Arrivare in una nuova città, sconosciute le strade, sconosciute le facce, incomprensibile la lingua. Una lingua che anche quando si capisce, per studio o abitudine, resta sempre lontana negli usi delle frasi, delle espressioni, delle cadenze, degli sguardi e dei gesti associati.
I giorni bui, le persone chiuse nelle case e nei propri lavori. Arroccati nella produzione quotidiana del proprio benessere. La pioggia che cade incessante nei lunghi inverni, quando il pensiero facilmente corre al sole, al chiasso, all’accidia magica del passato.

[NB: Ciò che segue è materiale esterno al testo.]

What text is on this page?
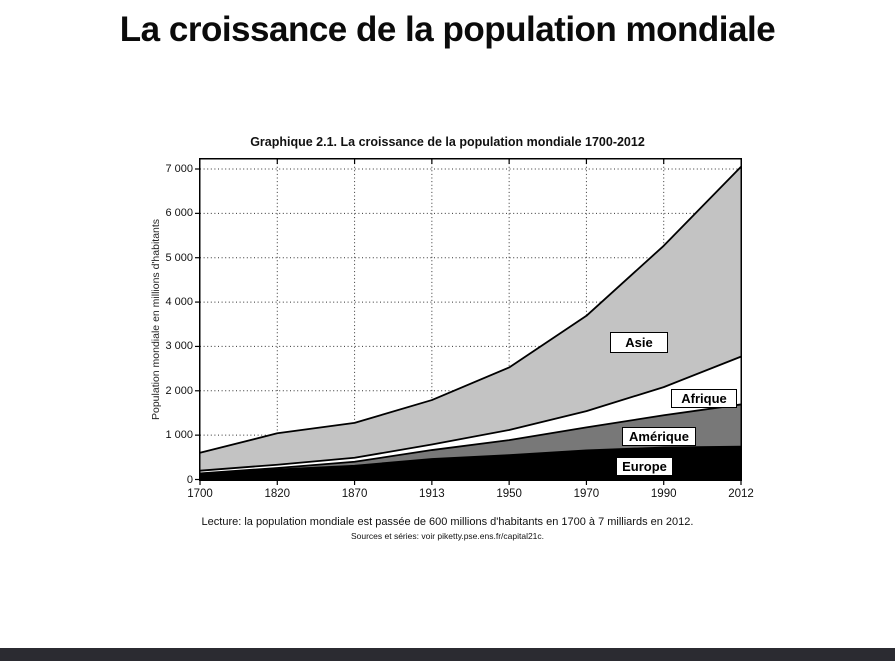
La croissance de la population mondiale
Graphique 2.1. La croissance de la population mondiale 1700-2012
Population mondiale en millions d'habitants
0
1 000
2 000
3 000
4 000
5 000
6 000
7 000
1700	1820	1870	1913	1950	1970	1990	2012
Asie
Afrique
Amérique
Europe
Lecture: la population mondiale est passée de 600 millions d'habitants en 1700 à 7 milliards en 2012.
Sources et séries: voir piketty.pse.ens.fr/capital21c.
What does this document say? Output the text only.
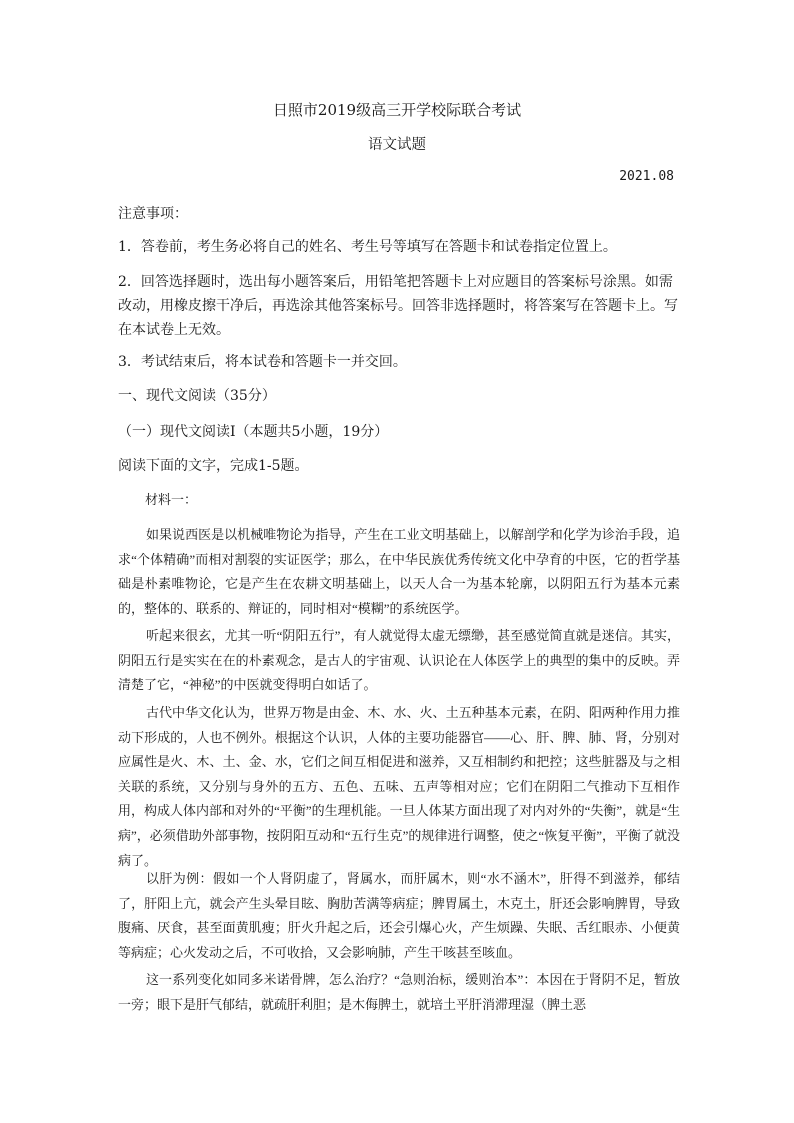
日照市2019级高三开学校际联合考试
语文试题
2021.08

注意事项：

1．答卷前，考生务必将自己的姓名、考生号等填写在答题卡和试卷指定位置上。

2．回答选择题时，选出每小题答案后，用铅笔把答题卡上对应题目的答案标号涂黑。如需改动，用橡皮擦干净后，再选涂其他答案标号。回答非选择题时，将答案写在答题卡上。写在本试卷上无效。

3．考试结束后，将本试卷和答题卡一并交回。

一、现代文阅读（35分）

（一）现代文阅读Ⅰ（本题共5小题，19分）

阅读下面的文字，完成1-5题。

材料一：

如果说西医是以机械唯物论为指导，产生在工业文明基础上，以解剖学和化学为诊治手段，追求“个体精确”而相对割裂的实证医学；那么，在中华民族优秀传统文化中孕育的中医，它的哲学基础是朴素唯物论，它是产生在农耕文明基础上，以天人合一为基本轮廓，以阴阳五行为基本元素的，整体的、联系的、辩证的，同时相对“模糊”的系统医学。

听起来很玄，尤其一听“阴阳五行”，有人就觉得太虚无缥缈，甚至感觉简直就是迷信。其实，阴阳五行是实实在在的朴素观念，是古人的宇宙观、认识论在人体医学上的典型的集中的反映。弄清楚了它，“神秘”的中医就变得明白如话了。

古代中华文化认为，世界万物是由金、木、水、火、土五种基本元素，在阴、阳两种作用力推动下形成的，人也不例外。根据这个认识，人体的主要功能器官——心、肝、脾、肺、肾，分别对应属性是火、木、土、金、水，它们之间互相促进和滋养，又互相制约和把控；这些脏器及与之相关联的系统，又分别与身外的五方、五色、五味、五声等相对应；它们在阴阳二气推动下互相作用，构成人体内部和对外的“平衡”的生理机能。一旦人体某方面出现了对内对外的“失衡”，就是“生病”，必须借助外部事物，按阴阳互动和“五行生克”的规律进行调整，使之“恢复平衡”，平衡了就没病了。

以肝为例：假如一个人肾阴虚了，肾属水，而肝属木，则“水不涵木”，肝得不到滋养，郁结了，肝阳上亢，就会产生头晕目眩、胸肋苦满等病症；脾胃属土，木克土，肝还会影响脾胃，导致腹痛、厌食，甚至面黄肌瘦；肝火升起之后，还会引爆心火，产生烦躁、失眠、舌红眼赤、小便黄等病症；心火发动之后，不可收拾，又会影响肺，产生干咳甚至咳血。

这一系列变化如同多米诺骨牌，怎么治疗？“急则治标，缓则治本”：本因在于肾阴不足，暂放一旁；眼下是肝气郁结，就疏肝利胆；是木侮脾土，就培土平肝消滞理湿（脾土恶
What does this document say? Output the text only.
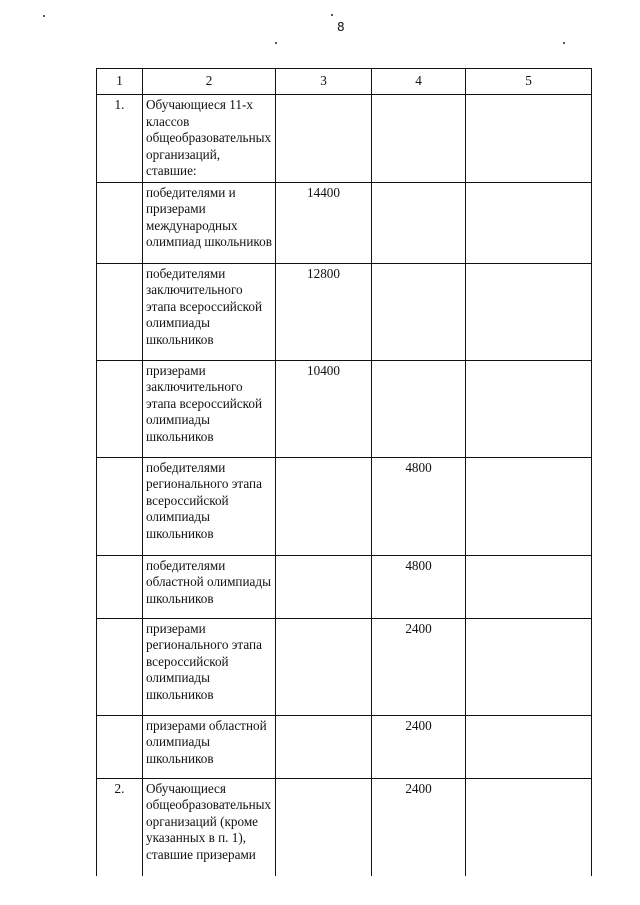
8
1	2	3	4	5
1.	Обучающиеся 11-х классов общеобразовательных организаций, ставшие:			
	победителями и призерами международных олимпиад школьников	14400		
	победителями заключительного этапа всероссийской олимпиады школьников	12800		
	призерами заключительного этапа всероссийской олимпиады школьников	10400		
	победителями регионального этапа всероссийской олимпиады школьников		4800	
	победителями областной олимпиады школьников		4800	
	призерами регионального этапа всероссийской олимпиады школьников		2400	
	призерами областной олимпиады школьников		2400	
2.	Обучающиеся общеобразовательных организаций (кроме указанных в п. 1), ставшие призерами		2400	
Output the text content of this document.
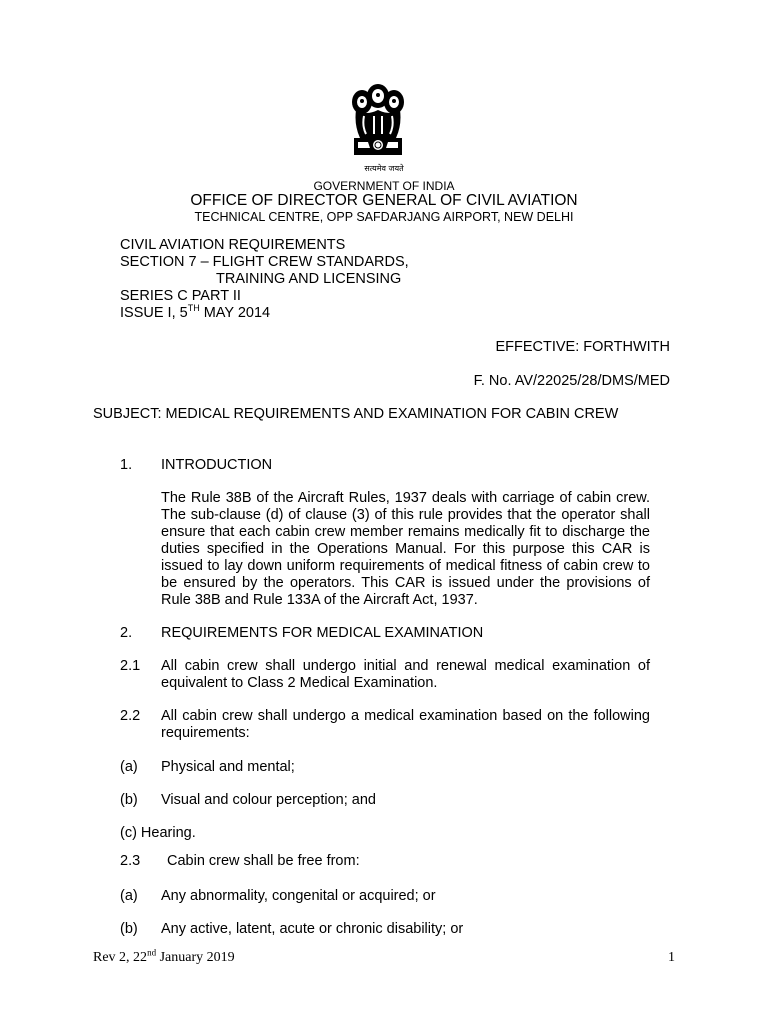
सत्यमेव जयते
GOVERNMENT OF INDIA
OFFICE OF DIRECTOR GENERAL OF CIVIL AVIATION
TECHNICAL CENTRE, OPP SAFDARJANG AIRPORT, NEW DELHI
CIVIL AVIATION REQUIREMENTS
SECTION 7 – FLIGHT CREW STANDARDS,
TRAINING AND LICENSING
SERIES C PART II
ISSUE I, 5TH MAY 2014
EFFECTIVE: FORTHWITH
F. No. AV/22025/28/DMS/MED
SUBJECT: MEDICAL REQUIREMENTS AND EXAMINATION FOR CABIN CREW
1. INTRODUCTION

The Rule 38B of the Aircraft Rules, 1937 deals with carriage of cabin crew. The sub-clause (d) of clause (3) of this rule provides that the operator shall ensure that each cabin crew member remains medically fit to discharge the duties specified in the Operations Manual. For this purpose this CAR is issued to lay down uniform requirements of medical fitness of cabin crew to be ensured by the operators. This CAR is issued under the provisions of Rule 38B and Rule 133A of the Aircraft Act, 1937.

2. REQUIREMENTS FOR MEDICAL EXAMINATION
2.1 All cabin crew shall undergo initial and renewal medical examination of equivalent to Class 2 Medical Examination.

2.2 All cabin crew shall undergo a medical examination based on the following requirements:

(a) Physical and mental;
(b) Visual and colour perception; and
(c) Hearing.
2.3 Cabin crew shall be free from:
(a) Any abnormality, congenital or acquired; or
(b) Any active, latent, acute or chronic disability; or
Rev 2, 22nd January 2019	1
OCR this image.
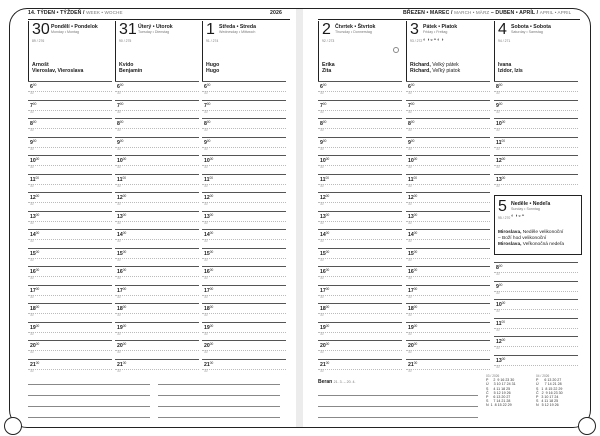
14. TÝDEN • TÝŽDEŇ / WEEK • WOCHE	2026	BŘEZEN • MAREC / MARCH • MÄRZ – DUBEN • APRÍL / APRIL • APRIL
30 Pondělí • Pondelok
Monday • Montag
89 / 276
Arnošt
Vieroslav, Vieroslava
$6^{00}$
30
$7^{00}$
30
$8^{00}$
30
$9^{00}$
30
$10^{00}$
30
$11^{00}$
30
$12^{00}$
30
$13^{00}$
30
$14^{00}$
30
$15^{00}$
30
$16^{00}$
30
$17^{00}$
30
$18^{00}$
30
$19^{00}$
30
$20^{00}$
30
$21^{00}$
30
31 Úterý • Utorok
Tuesday • Dienstag
90 / 275
Kvido
Benjamín
$6^{00}$
30
$7^{00}$
30
$8^{00}$
30
$9^{00}$
30
$10^{00}$
30
$11^{00}$
30
$12^{00}$
30
$13^{00}$
30
$14^{00}$
30
$15^{00}$
30
$16^{00}$
30
$17^{00}$
30
$18^{00}$
30
$19^{00}$
30
$20^{00}$
30
$21^{00}$
30
1 Středa • Streda
Wednesday • Mittwoch
91 / 274
Hugo
Hugo
$6^{00}$
30
$7^{00}$
30
$8^{00}$
30
$9^{00}$
30
$10^{00}$
30
$11^{00}$
30
$12^{00}$
30
$13^{00}$
30
$14^{00}$
30
$15^{00}$
30
$16^{00}$
30
$17^{00}$
30
$18^{00}$
30
$19^{00}$
30
$20^{00}$
30
$21^{00}$
30
2 Čtvrtek • Štvrtok
Thursday • Donnerstag
92 / 273
Erika
Zita
$6^{00}$
30
$7^{00}$
30
$8^{00}$
30
$9^{00}$
30
$10^{00}$
30
$11^{00}$
30
$12^{00}$
30
$13^{00}$
30
$14^{00}$
30
$15^{00}$
30
$16^{00}$
30
$17^{00}$
30
$18^{00}$
30
$19^{00}$
30
$20^{00}$
30
$21^{00}$
30
3 Pátek • Piatok
Friday • Freitag
93 / 272 ◐◑◒◓◐◑
Richard, Velký pátek
Richard, Veľký piatok
$6^{00}$
30
$7^{00}$
30
$8^{00}$
30
$9^{00}$
30
$10^{00}$
30
$11^{00}$
30
$12^{00}$
30
$13^{00}$
30
$14^{00}$
30
$15^{00}$
30
$16^{00}$
30
$17^{00}$
30
$18^{00}$
30
$19^{00}$
30
$20^{00}$
30
$21^{00}$
30
4 Sobota • Sobota
Saturday • Samstag
94 / 271
Ivana
Izidor, Izis
$8^{00}$
30
$9^{00}$
30
$10^{00}$
30
$11^{00}$
30
$12^{00}$
30
$13^{00}$
30
5 Neděle • Nedeľa
Sunday • Sonntag
95 / 270 ◐◑◒◓
Miroslava, Neděle velikonoční
– Boží hod velikonoční
Miroslava, Veľkonočná nedeľa
$8^{00}$
30
$9^{00}$
30
$10^{00}$
30
$11^{00}$
30
$12^{00}$
30
$13^{00}$
30
Beran 21. 3. – 20. 4.
03 / 2026
P     2  9 16 23 30
Ú     3 10 17 24 31
S     4 11 18 25
Č     5 12 19 26
P     6 13 20 27
S     7 14 21 28
N  1  8 15 22 29
04 / 2026
P      6 13 20 27
Ú      7 14 21 28
S   1  8 15 22 29
Č   2  9 16 23 30
P   3 10 17 24
S   4 11 18 25
N   5 12 19 26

Arrivare in paesi “civili” dove il lavoro fa rima con assenza, dove l’efficienza esterna deriva da una efficienza interna che ha distrutto ogni generosità, ogni apertura all’eccezione e all’imprevisto. Dove tutto deve correre nei grigi, umidi, tristi, inesorabili binari della programmazione. E il modo di vivere sembra aver corrotto gli spiriti, la vitalità dimenticata, i giorni scorrere inutili. Un distacco incolmabile. L’imposizione della lingua, sempre, comunque. Una violenza quotidiana al proprio cervello. Il lavoro obbliga a questa violenza semplice, impercettibile, costante. E i momenti di pausa, quando non si puo’ tornare nelle proprie terre del sole, non resta che chiudersi in sé o nelle proprie comunità. Integrarsi? Ovvero un continuo sforzo a capire il non-detto degli altri e spiegare spiegare spiegare i propri non detti.
No. Questo avviene nei giorni forzati del lavoro. Questo è ancor più faticoso del lavoro, è l’aspetto più faticoso del quotidiano.
Integrazione? No grazie.
Da stranieri in italia e da italiani nel mondo.